Hari ini,3 hari menjelang tanggal puncak yang sahabat kita akan merayakan milad dari junjungan, Sang Juru Penyelamat yang mereka yakini. Kubuka beberapa portal web, media massa dan berbagai wahana media lainnya. Ada beberapa opsi yang saling bertubrukan , saling menguatkan di antara satunya. Ada yang independen, ada yang pro mendukung, ada pula yang menghujat.
Ah…. itu sama ketika beberapa bulan yang lalu, musim kampaye Pemilihan Presiden tiba. Kala itu masing-masing kubu saling membuat opini, show di media, atau dengan sejuta trik dan taktik lewat macam-macam sarana.
Sungguh kadang diri ini rindu akan sebuah media, sebuah wawasan yang mendidik dan ini bisa terjadi seperti di jaman Pak Harto sebenarnya. Sayang otokrasi dan diktator yang berlebihnya malahan menyumbat dan menjadikan ketakutan mendalam. Kesegaran berita, sebuah suguhan menggugah , menginsprasi,idea dan semangat kebangsaan yang beragam malah semakin menjauh saja.

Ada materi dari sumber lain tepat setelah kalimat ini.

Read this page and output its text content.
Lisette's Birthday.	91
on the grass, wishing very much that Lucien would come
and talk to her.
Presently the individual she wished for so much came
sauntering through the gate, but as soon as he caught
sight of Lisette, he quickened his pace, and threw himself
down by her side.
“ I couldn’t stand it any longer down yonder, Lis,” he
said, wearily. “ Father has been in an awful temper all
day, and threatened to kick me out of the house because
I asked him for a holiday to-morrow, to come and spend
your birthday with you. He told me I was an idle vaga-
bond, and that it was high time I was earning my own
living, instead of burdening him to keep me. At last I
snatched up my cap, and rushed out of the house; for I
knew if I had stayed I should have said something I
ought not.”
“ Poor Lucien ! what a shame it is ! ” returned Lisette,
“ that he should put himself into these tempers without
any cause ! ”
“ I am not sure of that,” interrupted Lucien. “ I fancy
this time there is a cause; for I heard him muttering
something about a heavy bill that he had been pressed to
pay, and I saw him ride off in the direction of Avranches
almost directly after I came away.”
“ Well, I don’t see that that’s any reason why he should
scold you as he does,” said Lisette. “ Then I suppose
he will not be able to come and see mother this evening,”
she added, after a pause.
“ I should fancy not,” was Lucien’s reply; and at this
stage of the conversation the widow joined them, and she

Sekarang, zaman yang dipuja katanya adalah masa pascrefomasi dan digadang-gadang negeri tercinta ini menjadi negara dengan 10 negara berpotensi menjadi negara besar. Lagi-lagi buaian palsu bin asal ini bahaya sekali. Bisa meninabobokan dan membuat lalai, atau ada sifat malas dan melupakan esensi kembali menjangkiti negeri ini.
“Apa toh peranan dan fungsi kamu ke negara ini. Apa kamu pejuang, ikut 10 November dan bla bla bla lainnya?
“Kita yang utama tetap berporos dan mengerucut ke Nabi Muhammad saw. Dijamin super kecewa jika kita menggadang,menggantungkan , mengidolakan tiada banding entah dengan salah satu Presiden, tokoh atau dan manusia lainnya. Ambil positifnya, buat dan bangun jejaring komunal baru yang bervisi sama. Baik dan jujur.” ungkap Mas Sabrang , saat diskusi di Pendopo menjelang subuh usai.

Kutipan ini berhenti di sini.